On 17.06.2015 18:42, Junio C Hamano wrote:
Jan-Philip Gehrcke <jgehrcke@xxxxxxxxxxxxxx> writes:
I was surprised to see that the output of
git log --encoding=utf-8 "--format=format:%b"
can contain byte sequences that are invalid in UTF-8. Note: I am using
git 2.1.4 and the %b format specifier represents the commit message
body.
Yeah, if the original was bad and cannot be sanely expressed in
UTF-8, you have two options. You can show the contents as raw bytes
recorded in the object with a warning so that the user can use it as
such (e.g. perhaps the original was indeed an iso8859-2 but was
incorrectly marked as UTF-8, or something like that, and a human
that is more intelligent than a tool _could_ guess and attempt to
recover). Or you can error out and refuse to produce output.

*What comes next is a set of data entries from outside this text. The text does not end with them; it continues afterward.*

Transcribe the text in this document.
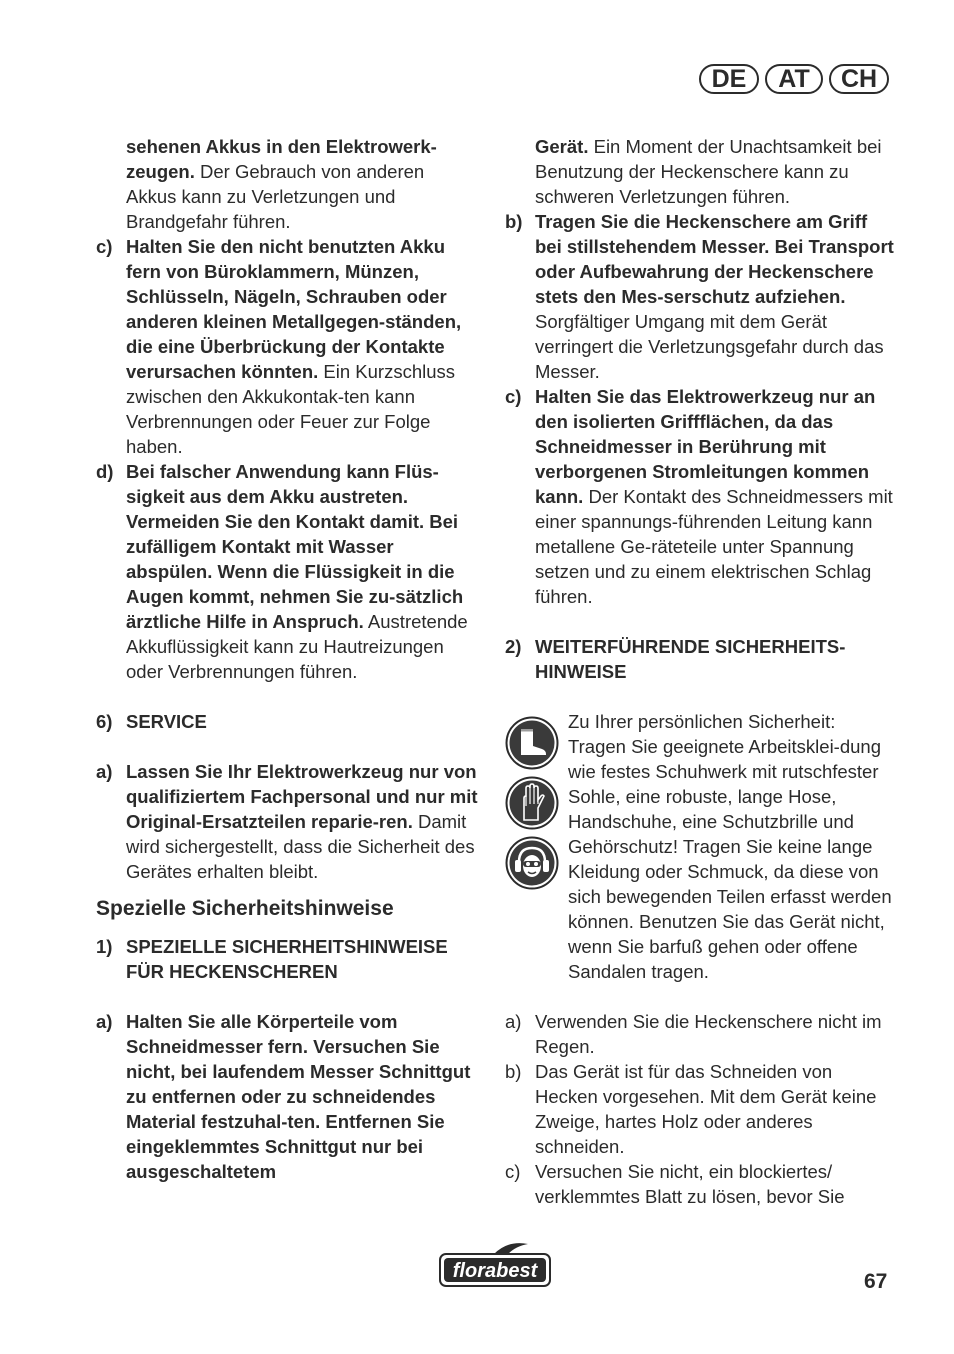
DE	AT	CH
sehenen Akkus in den Elektrowerk-
zeugen. Der Gebrauch von anderen
Akkus kann zu Verletzungen und
Brandgefahr führen.
c) Halten Sie den nicht benutzten Akku fern von Büroklammern, Münzen, Schlüsseln, Nägeln, Schrauben oder anderen kleinen Metallgegen-ständen, die eine Überbrückung der Kontakte verursachen könnten. Ein Kurzschluss zwischen den Akkukontak-ten kann Verbrennungen oder Feuer zur Folge haben.
d) Bei falscher Anwendung kann Flüs-sigkeit aus dem Akku austreten. Vermeiden Sie den Kontakt damit. Bei zufälligem Kontakt mit Wasser abspülen. Wenn die Flüssigkeit in die Augen kommt, nehmen Sie zu-sätzlich ärztliche Hilfe in Anspruch. Austretende Akkuflüssigkeit kann zu Hautreizungen oder Verbrennungen führen.
6) SERVICE
a) Lassen Sie Ihr Elektrowerkzeug nur von qualifiziertem Fachpersonal und nur mit Original-Ersatzteilen reparie-ren. Damit wird sichergestellt, dass die Sicherheit des Gerätes erhalten bleibt.
Spezielle Sicherheitshinweise
1) SPEZIELLE SICHERHEITSHINWEISE FÜR HECKENSCHEREN
a) Halten Sie alle Körperteile vom Schneidmesser fern. Versuchen Sie nicht, bei laufendem Messer Schnittgut zu entfernen oder zu schneidendes Material festzuhal-ten. Entfernen Sie eingeklemmtes Schnittgut nur bei ausgeschaltetem
Gerät. Ein Moment der Unachtsamkeit bei Benutzung der Heckenschere kann zu schweren Verletzungen führen.
b) Tragen Sie die Heckenschere am Griff bei stillstehendem Messer. Bei Transport oder Aufbewahrung der Heckenschere stets den Mes-serschutz aufziehen. Sorgfältiger Umgang mit dem Gerät verringert die Verletzungsgefahr durch das Messer.
c) Halten Sie das Elektrowerkzeug nur an den isolierten Griffflächen, da das Schneidmesser in Berührung mit verborgenen Stromleitungen kommen kann. Der Kontakt des Schneidmessers mit einer spannungs-führenden Leitung kann metallene Ge-räteteile unter Spannung setzen und zu einem elektrischen Schlag führen.
2) WEITERFÜHRENDE SICHERHEITS-HINWEISE
Zu Ihrer persönlichen Sicherheit: Tragen Sie geeignete Arbeitsklei-dung wie festes Schuhwerk mit rutschfester Sohle, eine robuste, lange Hose, Handschuhe, eine Schutzbrille und Gehörschutz! Tragen Sie keine lange Kleidung oder Schmuck, da diese von sich bewegenden Teilen erfasst werden können. Benutzen Sie das Gerät nicht, wenn Sie barfuß gehen oder offene Sandalen tragen.
a) Verwenden Sie die Heckenschere nicht im Regen.
b) Das Gerät ist für das Schneiden von Hecken vorgesehen. Mit dem Gerät keine Zweige, hartes Holz oder anderes schneiden.
c) Versuchen Sie nicht, ein blockiertes/ verklemmtes Blatt zu lösen, bevor Sie
florabest	67
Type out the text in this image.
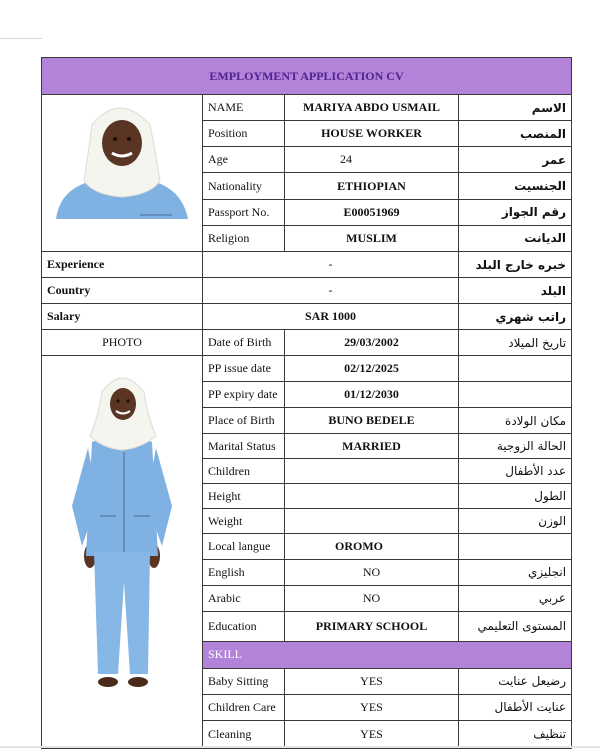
EMPLOYMENT APPLICATION CV			
	NAME	MARIYA ABDO USMAIL	الاسم
	Position	HOUSE WORKER	المنصب
	Age	24	عمر
	Nationality	ETHIOPIAN	الجنسيت
	Passport No.	E00051969	رقم الجواز
	Religion	MUSLIM	الديانت
Experience	-		خبره خارج البلد
Country	-		البلد
Salary	SAR 1000		راتب شهري
PHOTO	Date of Birth	29/03/2002	تاريخ الميلاد
	PP issue date	02/12/2025	
	PP expiry date	01/12/2030	
	Place of Birth	BUNO BEDELE	مكان الولادة
	Marital Status	MARRIED	الحالة الزوجية
	Children		عدد الأطفال
	Height		الطول
	Weight		الوزن
	Local langue	OROMO	
	English	NO	انجليزي
	Arabic	NO	عربي
	Education	PRIMARY SCHOOL	المستوى التعليمي
	SKILL		
	Baby Sitting	YES	رضيعل عنايت
	Children Care	YES	عنايت الأطفال
	Cleaning	YES	تنظيف
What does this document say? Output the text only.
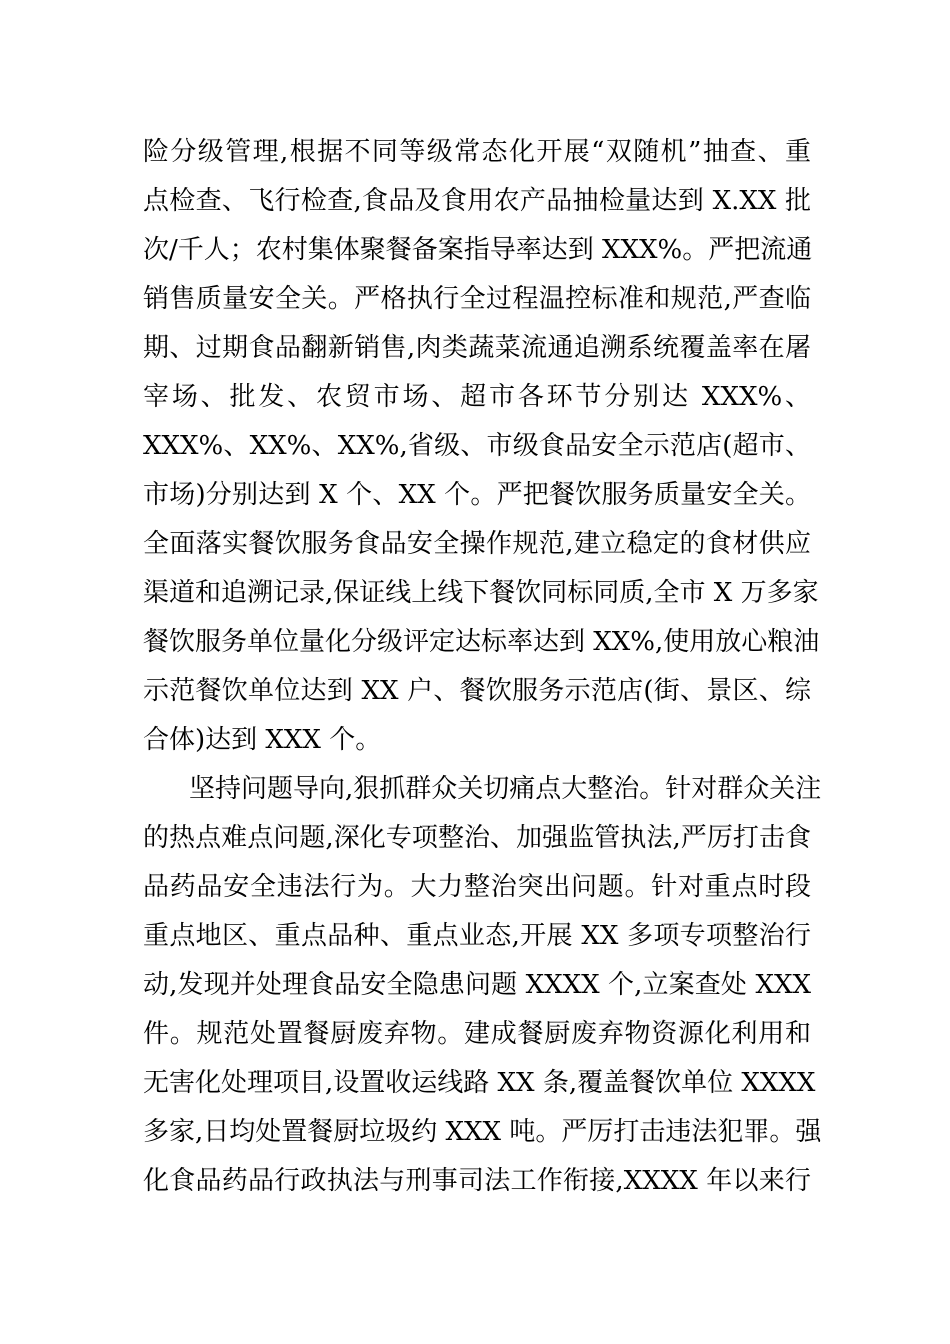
险分级管理,根据不同等级常态化开展“双随机”抽查、重
点检查、飞行检查,食品及食用农产品抽检量达到 X.XX 批
次/千人；农村集体聚餐备案指导率达到 XXX%。严把流通
销售质量安全关。严格执行全过程温控标准和规范,严查临
期、过期食品翻新销售,肉类蔬菜流通追溯系统覆盖率在屠
宰场、批发、农贸市场、超市各环节分别达 XXX%、
XXX%、XX%、XX%,省级、市级食品安全示范店(超市、
市场)分别达到 X 个、XX 个。严把餐饮服务质量安全关。
全面落实餐饮服务食品安全操作规范,建立稳定的食材供应
渠道和追溯记录,保证线上线下餐饮同标同质,全市 X 万多家
餐饮服务单位量化分级评定达标率达到 XX%,使用放心粮油
示范餐饮单位达到 XX 户、餐饮服务示范店(街、景区、综
合体)达到 XXX 个。
坚持问题导向,狠抓群众关切痛点大整治。针对群众关注
的热点难点问题,深化专项整治、加强监管执法,严厉打击食
品药品安全违法行为。大力整治突出问题。针对重点时段
重点地区、重点品种、重点业态,开展 XX 多项专项整治行
动,发现并处理食品安全隐患问题 XXXX 个,立案查处 XXX
件。规范处置餐厨废弃物。建成餐厨废弃物资源化利用和
无害化处理项目,设置收运线路 XX 条,覆盖餐饮单位 XXXX
多家,日均处置餐厨垃圾约 XXX 吨。严厉打击违法犯罪。强
化食品药品行政执法与刑事司法工作衔接,XXXX 年以来行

The two-option scenario is totally clear. Although one must stress that
the "error-out" option can, as discussed, be kept minimally invasive: it
is sufficient (and common) to just skip those byte sequences (and
replace them with a replacement symbol) that would be invalid in the
requested output encoding. This would retain as much information as
possible while guaranteeing a subsequent decoder to retrieve valid input.
We deliberately made a design choice to take the former option.

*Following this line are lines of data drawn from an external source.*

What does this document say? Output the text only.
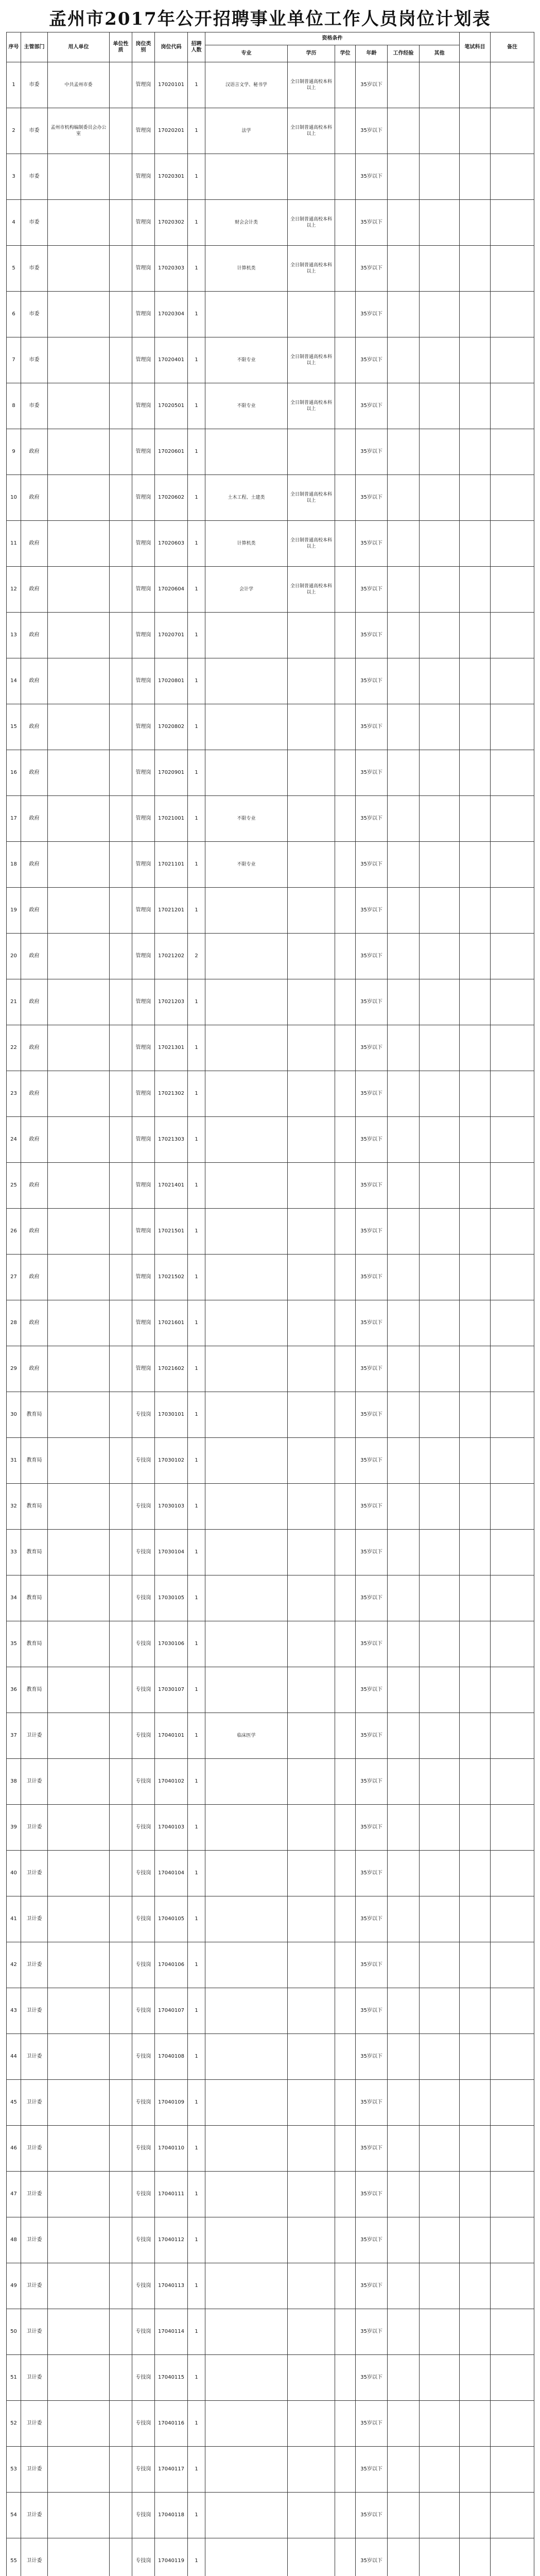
孟州市2017年公开招聘事业单位工作人员岗位计划表
序号	主管部门	用人单位	单位性质	岗位类别	岗位代码	招聘人数	资格条件						笔试科目	备注
							专业	学历	学位	年龄	工作经验	其他		
1	市委	中共孟州市委		管理岗	17020101	1	汉语言文学、秘书学	全日制普通高校本科以上		35岁以下				
2	市委	孟州市机构编制委员会办公室		管理岗	17020201	1	法学	全日制普通高校本科以上		35岁以下				
3	市委			管理岗	17020301	1				35岁以下				
4	市委			管理岗	17020302	1	财会会计类	全日制普通高校本科以上		35岁以下				
5	市委			管理岗	17020303	1	计算机类	全日制普通高校本科以上		35岁以下				
6	市委			管理岗	17020304	1				35岁以下				
7	市委			管理岗	17020401	1	不限专业	全日制普通高校本科以上		35岁以下				
8	市委			管理岗	17020501	1	不限专业	全日制普通高校本科以上		35岁以下				
9	政府			管理岗	17020601	1				35岁以下				
10	政府			管理岗	17020602	1	土木工程、土建类	全日制普通高校本科以上		35岁以下				
11	政府			管理岗	17020603	1	计算机类	全日制普通高校本科以上		35岁以下				
12	政府			管理岗	17020604	1	会计学	全日制普通高校本科以上		35岁以下				
13	政府			管理岗	17020701	1				35岁以下				
14	政府			管理岗	17020801	1				35岁以下				
15	政府			管理岗	17020802	1				35岁以下				
16	政府			管理岗	17020901	1				35岁以下				
17	政府			管理岗	17021001	1	不限专业			35岁以下				
18	政府			管理岗	17021101	1	不限专业			35岁以下				
19	政府			管理岗	17021201	1				35岁以下				
20	政府			管理岗	17021202	2				35岁以下				
21	政府			管理岗	17021203	1				35岁以下				
22	政府			管理岗	17021301	1				35岁以下				
23	政府			管理岗	17021302	1				35岁以下				
24	政府			管理岗	17021303	1				35岁以下				
25	政府			管理岗	17021401	1				35岁以下				
26	政府			管理岗	17021501	1				35岁以下				
27	政府			管理岗	17021502	1				35岁以下				
28	政府			管理岗	17021601	1				35岁以下				
29	政府			管理岗	17021602	1				35岁以下				
30	教育局			专技岗	17030101	1				35岁以下				
31	教育局			专技岗	17030102	1				35岁以下				
32	教育局			专技岗	17030103	1				35岁以下				
33	教育局			专技岗	17030104	1				35岁以下				
34	教育局			专技岗	17030105	1				35岁以下				
35	教育局			专技岗	17030106	1				35岁以下				
36	教育局			专技岗	17030107	1				35岁以下				
37	卫计委			专技岗	17040101	1	临床医学			35岁以下				
38	卫计委			专技岗	17040102	1				35岁以下				
39	卫计委			专技岗	17040103	1				35岁以下				
40	卫计委			专技岗	17040104	1				35岁以下				
41	卫计委			专技岗	17040105	1				35岁以下				
42	卫计委			专技岗	17040106	1				35岁以下				
43	卫计委			专技岗	17040107	1				35岁以下				
44	卫计委			专技岗	17040108	1				35岁以下				
45	卫计委			专技岗	17040109	1				35岁以下				
46	卫计委			专技岗	17040110	1				35岁以下				
47	卫计委			专技岗	17040111	1				35岁以下				
48	卫计委			专技岗	17040112	1				35岁以下				
49	卫计委			专技岗	17040113	1				35岁以下				
50	卫计委			专技岗	17040114	1				35岁以下				
51	卫计委			专技岗	17040115	1				35岁以下				
52	卫计委			专技岗	17040116	1				35岁以下				
53	卫计委			专技岗	17040117	1				35岁以下				
54	卫计委			专技岗	17040118	1				35岁以下				
55	卫计委			专技岗	17040119	1				35岁以下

I totally support this design choice in general, especially when
invoking `git whatever` without options. This here is, I think, mainly
about documentation and the semantics of "--encoding". From my point of
view, `--encoding=utf-8` semantically suggests that the output *is*
valid UTF-8. But it is not, not always. May initial question was: what
do you think about this? Should we
* just make this more clear in the docs and/or
* should we adjust the behavior of --encoding or
* should we do something entirely different, like adding a new command
line option or
* should we just leave things as they are?